While performing these blood volume measurements utilizing the Daxor BVA-100, physicians were actually able to determine whether the fluid removed by the use of powerful diuretics came from the blood volume itself or came from water in the interstitial space, which is the water between the cells of the body. This is the first time this type of information had ever been available on congestive heart failure patients. This information is important for physicians' optimal treatment of patients.

Diuretic drugs are drugs which cause the kidneys to excrete extra salt and water and diminish the blood volume. Additional drugs are various categories of vasodilators which relax the blood vessels and cause a drop in blood pressure. Over treatment with these medications may result in kidney damage, leading to kidney failure. Inadequate treatment may result in a condition called pulmonary hypertension which may result in liver failure, severe fluid retention, and cardiac arrhythmias resulting in sudden death. 

The overwhelming majority of patients are treated by their physicians without actual knowledge of the blood volume derangement of the patients. Physicians treat these patients on the basis of indirect measures which have been shown to be inaccurate when compared to actual measurements of blood volume. In 2003 a published study from Columbia Presbyterian Medical Center showed that experienced cardiologists were only correct 51% of the time using these indirect methods of evaluation in determining whether their patients were blood volume expanded, had a normal blood volume, or a low blood volume. 

A major problem in the treatment of heart failure patients is that many of them are discharged in a severely unstable condition. As a result, even at the best hospitals, 20 - 25% of these patients are readmitted within 30 days or less. Until last year, hospitals were reimbursed fully for each time a patient was readmitted, as if it was a completely new problem. Beginning in 2013 Medicare instituted a penalty system by which hospitals could be fined up to 1% of all fees they receive on Medicare patients for excessive readmissions. In 2014 the rate goes up again to 2%; in 2015 up to 3%. Many hospitals function on a borderline financial stability level. In New York, for example, St. Vincent's Medical Center, a 140 year old institution, was forced to declare bankruptcy and close its facilities. Multiple other small hospitals have also closed. 
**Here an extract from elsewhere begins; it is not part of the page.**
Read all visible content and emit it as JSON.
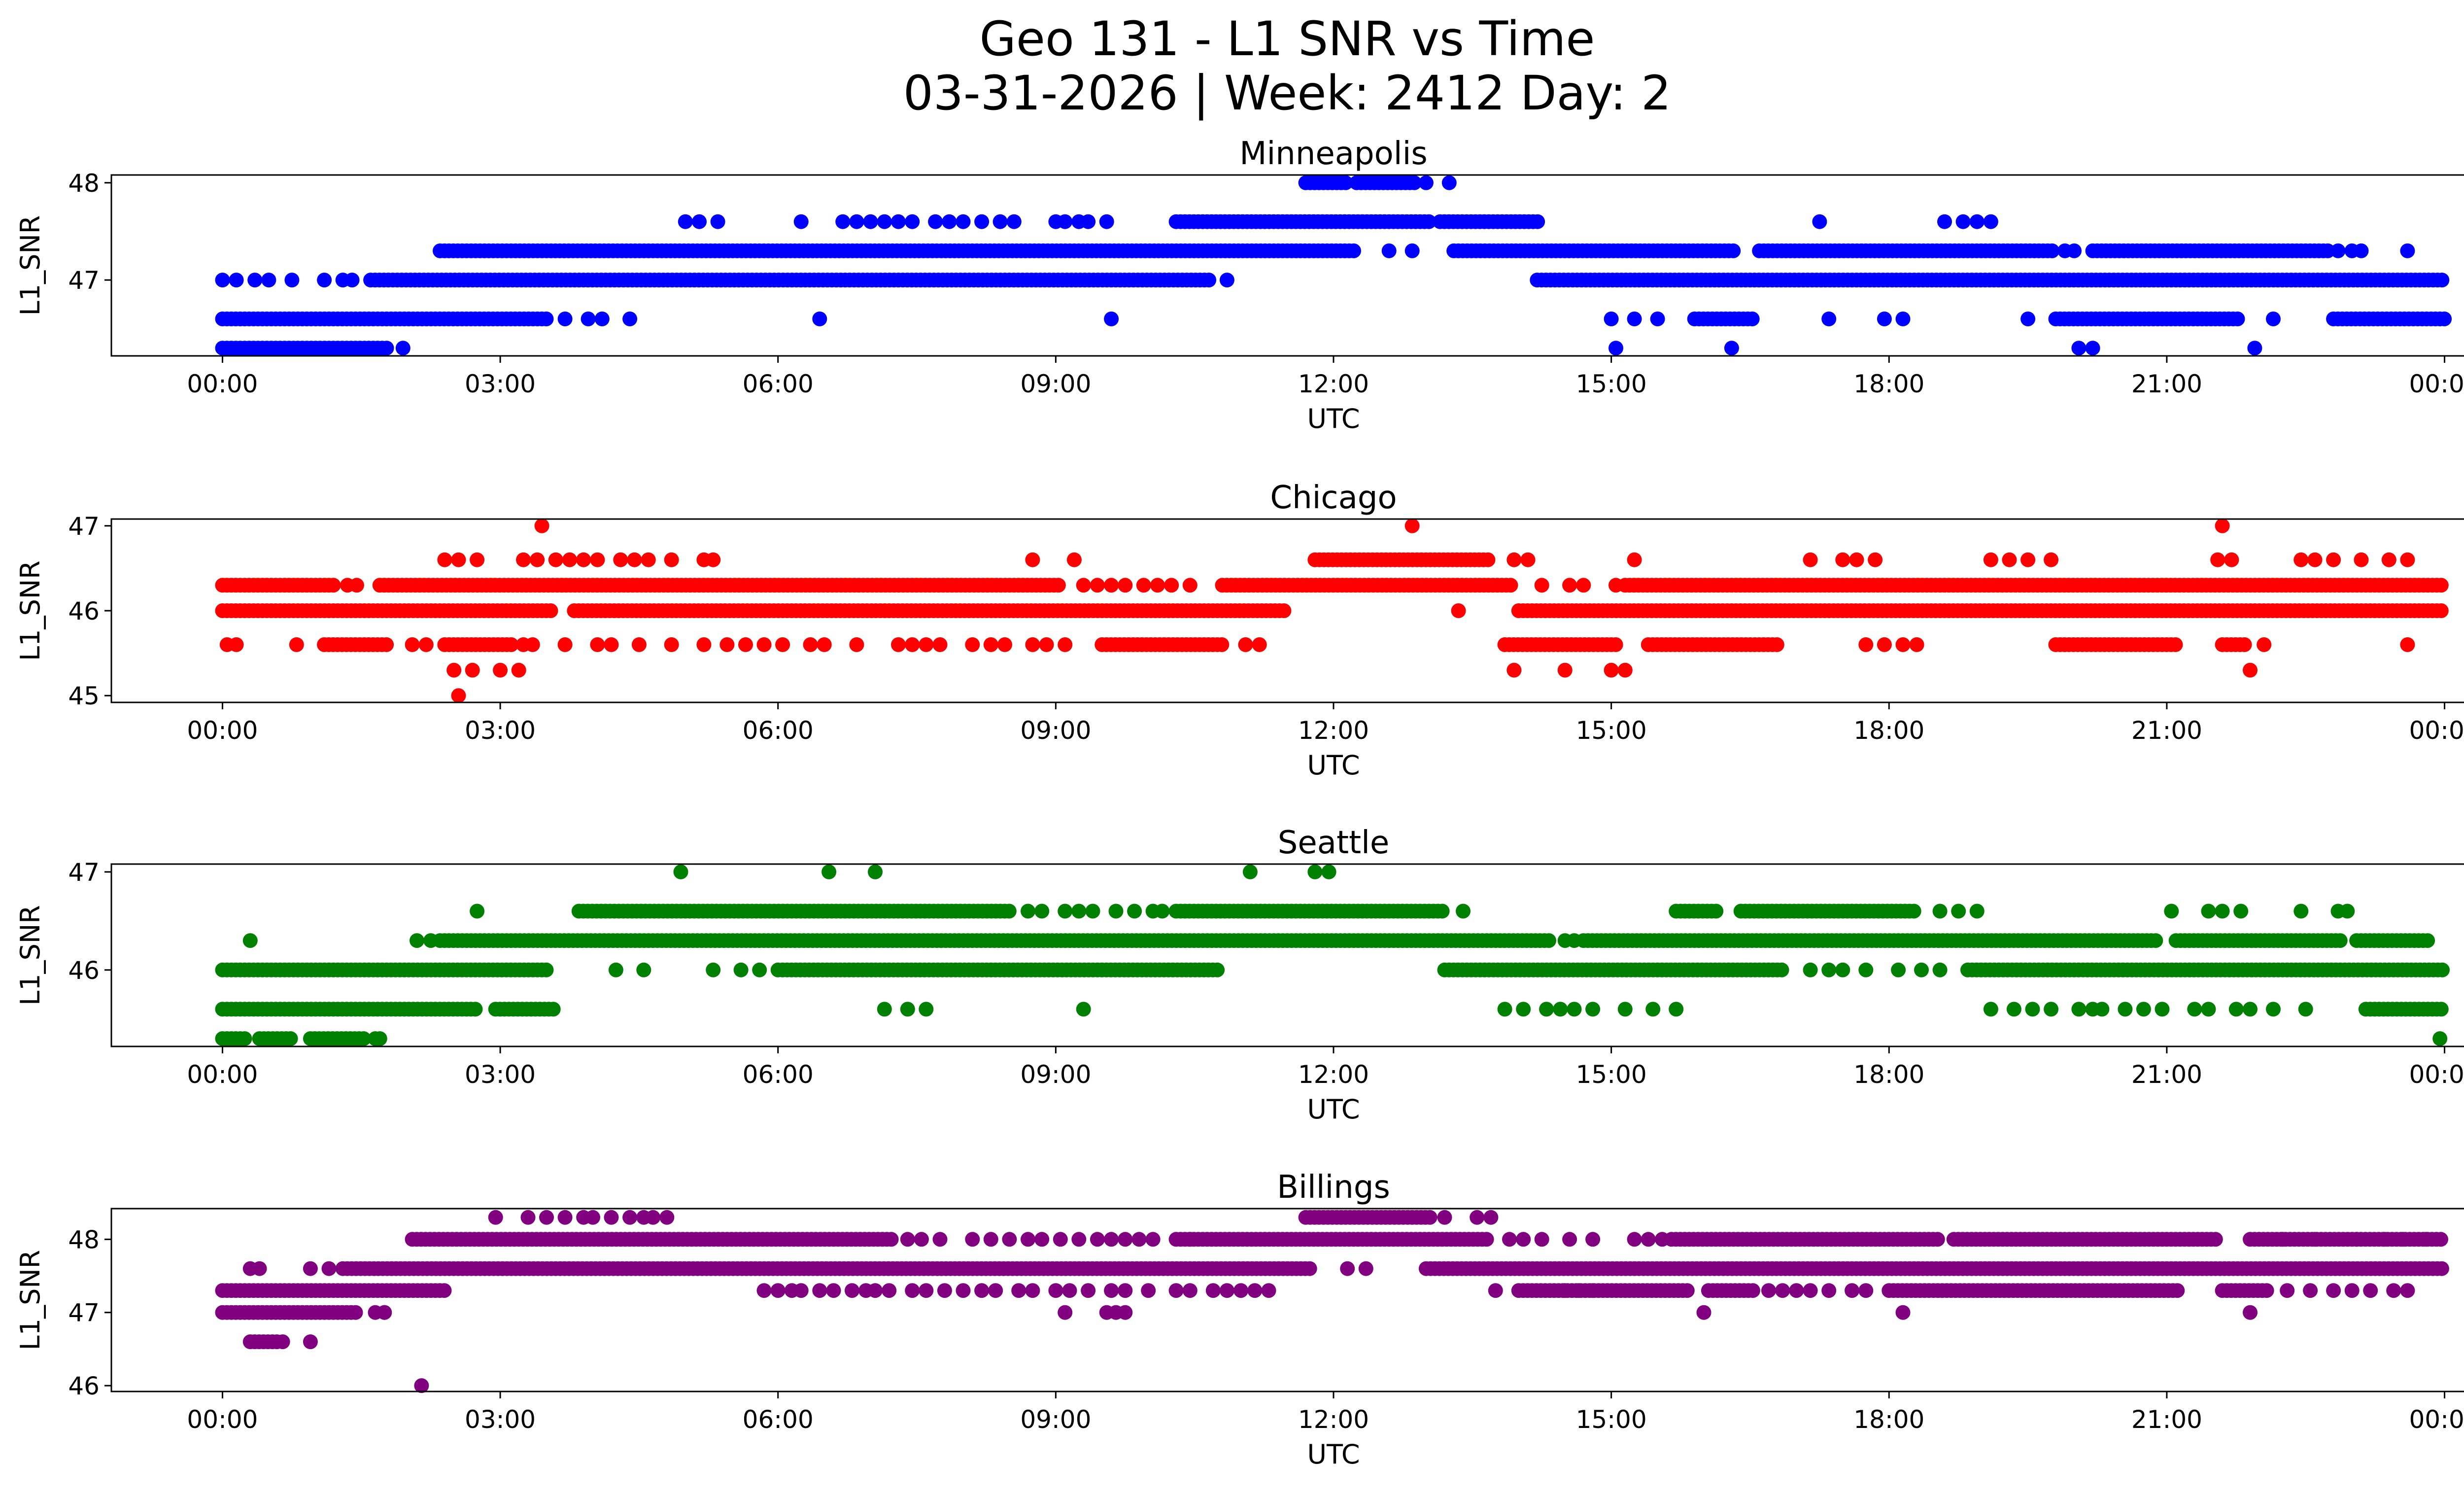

Congestive heart failure admissions are the #1 medical expense for Medicare. The estimated total of direct and indirect cost of heart failure in the United States for 2008 is $34.8 billion with the greatest share being hospitalizations. The death rate is 25 - 40% within one year for patients admitted to a hospital with the diagnosis of acute decompensated heart failure. The initial and primary derangement in congestive heart failure is an expansion of the blood volume due to salt and water retention. 

At the recent Heart Failure Society conference almost one quarter of the meetings had a primary focus on how to avoid these medical penalties rather than improving the quality of care in treating heart failure. The implications of the Mayo Clinic study are important because they demonstrate the potential for treating heart failure patients in a more precise manner. The imposition of just the financial penalty to the hospitals will put them in a position where utilization of diagnostic tools such as blood volume measurement will provide an opportunity to discharge patients in a more stable condition and avoid the stiff penalties associated with readmission of patients.